Paul Strand captured Vermont in black and white
MIDDLEBURY — “I like to photograph people who have strength and dignity in their faces; whatever life has done to them, it hasn’t destroyed them. I gravitate towards people like that.”
Paul Strand’s words hover over a series of black-and-white photos featuring farmers, brides and scenes of an all-too-familiar rural Vermont in the Middlebury College Museum of Art this summer.
The exhibition “Paul Strand in Vermont,” which runs through this Sunday, Aug. 7, displays some of the images that the world-famous photographer made while in Vermont from 1943 to 1946. The exhibit features 34 photographs — 28 of which are borrowed from the Philadelphia Museum of Art — and is the largest collection of Strand’s Vermont work ever displayed.
Richard Saunders, director of the Middlebury museum, curated the Strand exhibit.
“In the museum we’re always looking for ways to link important work that takes place in Vermont to the larger world,” Saunders said.
Saunders first encountered Strand’s Vermont work in “Time in New England,” a book that Strand and Nancy Newhall, curator of photography at the Museum of Modern Art, collaborated on in 1950.
“I was interested in when was he here, why did he come, what did he decide to photograph, how did it relate to his earlier work, how did it relate to his older work, what were some of the challenges of taking photographs like these in the 1940s?” Saunders explained. “Really just, what’s this all about?”
Strand (1890-1976) produced no more than about 100 photos while in Vermont, largely limited to the area where he was staying near Brattleboro because of the size of his equipment.
The exhibit includes models of the two cameras Strand was using in Vermont, a Graflex 5 x 7-inch Home Portrait Camera and a Deardorff 8 x 10-inch view camera.
Their size — the Deardorff alone is upwards of 40 pounds — was one of Strand’s greatest challenges as he attempted to trek through Vermont’s unfamiliar terrain.
“What we were interested in doing in the show was trying to find out what some of the challenges of someone working with these bulky cameras was,” said Saunders.
According to Helen Bennett, one of Strand’s Vermont subjects, he was often seen with a wheelbarrow, carting his equipment up and down the road, taking photos of everything.
During the curatorial process, Saunders attempted to find the precise locations Strand photographed. He discovered that most of the photos were taken in a single town, on a single farm and even from a single building.

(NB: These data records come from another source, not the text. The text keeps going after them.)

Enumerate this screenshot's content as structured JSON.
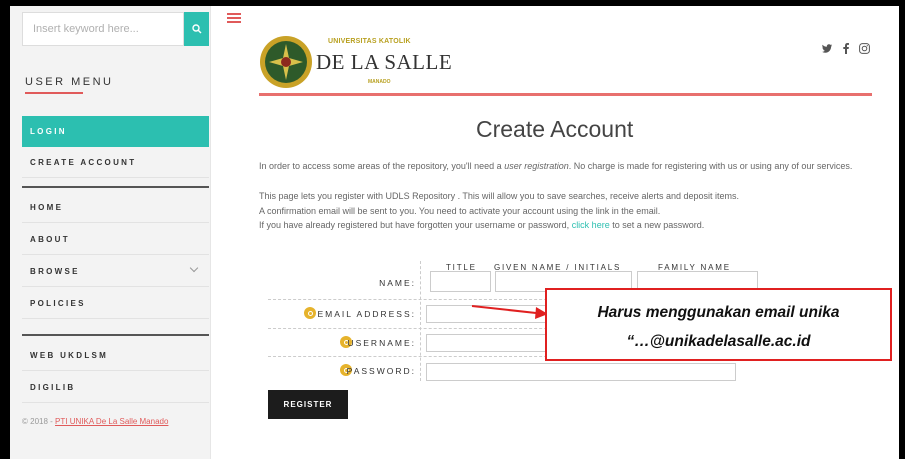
{
  "search": {
    "placeholder": "Insert keyword here..."
  },
  "sidebar": {
    "title": "USER MENU",
    "items": [
      {
        "label": "LOGIN"
      },
      {
        "label": "CREATE ACCOUNT"
      },
      {
        "label": "HOME"
      },
      {
        "label": "ABOUT"
      },
      {
        "label": "BROWSE"
      },
      {
        "label": "POLICIES"
      },
      {
        "label": "WEB UKDLSM"
      },
      {
        "label": "DIGILIB"
      }
    ],
    "copyright_prefix": "© 2018 - ",
    "copyright_link": "PTI UNIKA De La Salle Manado"
  },
  "header": {
    "univ_small": "UNIVERSITAS KATOLIK",
    "univ_big": "DE LA SALLE",
    "univ_city": "MANADO",
    "social": [
      "twitter-icon",
      "facebook-icon",
      "instagram-icon"
    ]
  },
  "main": {
    "title": "Create Account",
    "para1_a": "In order to access some areas of the repository, you'll need a ",
    "para1_em": "user registration",
    "para1_b": ". No charge is made for registering with us or using any of our services.",
    "para2": "This page lets you register with UDLS Repository . This will allow you to save searches, receive alerts and deposit items.",
    "para3": "A confirmation email will be sent to you. You need to activate your account using the link in the email.",
    "para4_a": "If you have already registered but have forgotten your username or password, ",
    "para4_link": "click here",
    "para4_b": " to set a new password."
  },
  "form": {
    "name_label": "NAME:",
    "col_title": "TITLE",
    "col_given": "GIVEN NAME / INITIALS",
    "col_family": "FAMILY NAME",
    "email_label": "EMAIL ADDRESS:",
    "username_label": "USERNAME:",
    "password_label": "PASSWORD:",
    "register_label": "REGISTER"
  },
  "annotation": {
    "line1": "Harus menggunakan email unika",
    "line2": "“…@unikadelasalle.ac.id"
  },
  "colors": {
    "accent": "#2cbfb0",
    "brand_red": "#e05a5a",
    "required": "#e6b32c",
    "annotation": "#e02020"
  }
}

“There was the aspect of the detective work of trying to locate some of these locations,” Saunders said. “Some of it was just my sense of curiosity but then what I really realized was the more places we can identify, the more puzzle pieces fit in. You realize he’s not really traveling all over the entire state, this is very focused.”
Much of Strand’s work was inspired by his political views. Strand was an ardent supporter of the left, often voicing communist and socialist ideologies, which are reflected in his Vermont photos.
“When he came to Vermont what he was really interested in was its weathered appearance,” said Saunders. “He loved New Englanders and Vermonters because he thought they represented the character of independent people.”
Strand’s initial Vermont photos were produced specifically for a retrospective show of his own work at the MOMA in 1945. In the first retrospective show for a living artist, Strand displayed 20 of his Vermont photos to complete the 172-photo show.
After the show, Strand and Newhall decided to embark on “Time in New England.” Strand returned to Vermont for a second time to take photos that would be paired with historical texts chosen by Newhall.
During Strand’s second visit to Vermont he pushed his radical leftist agenda with even more force.
“It’s supposed to be ominous, it’s supposed to be the church and the life of early settlers,” said Saunders of one dark photo featuring only a church. “All of that fit with his ideology. It’s not a lovely summer day.”
Saunders, who has been at the Middlebury College Museum since 1985, began exploring Strand’s work and curating the exhibit without much direction.
“I didn’t know where this was going to lead,” he said. “But I found that it all has an explanation behind it. I think any good curatorial object should have a good narrative, but also it should be something that you think is worth sharing and something that is revealing that perhaps hasn’t been told before.”
Strand’s Vermont photos are unknown to most people, but they are certainly an important reflection of Vermont in the 1940s, struggling to recover from the Great Depression and to survive in the midst of World War II.
And yet, as Saunders points out, many of the images hold up.
“If you ask different people why they came to Vermont, what brought them here, a lot of the responses will relate to the environment, the small towns, the preservation of architecture, sense of community and sense of place,” he said. “There’s a natural beauty here, but in addition to that the towns, the villages, the inhabitants I think add a lot. And I think Strand grasped that. And it continues to this day.”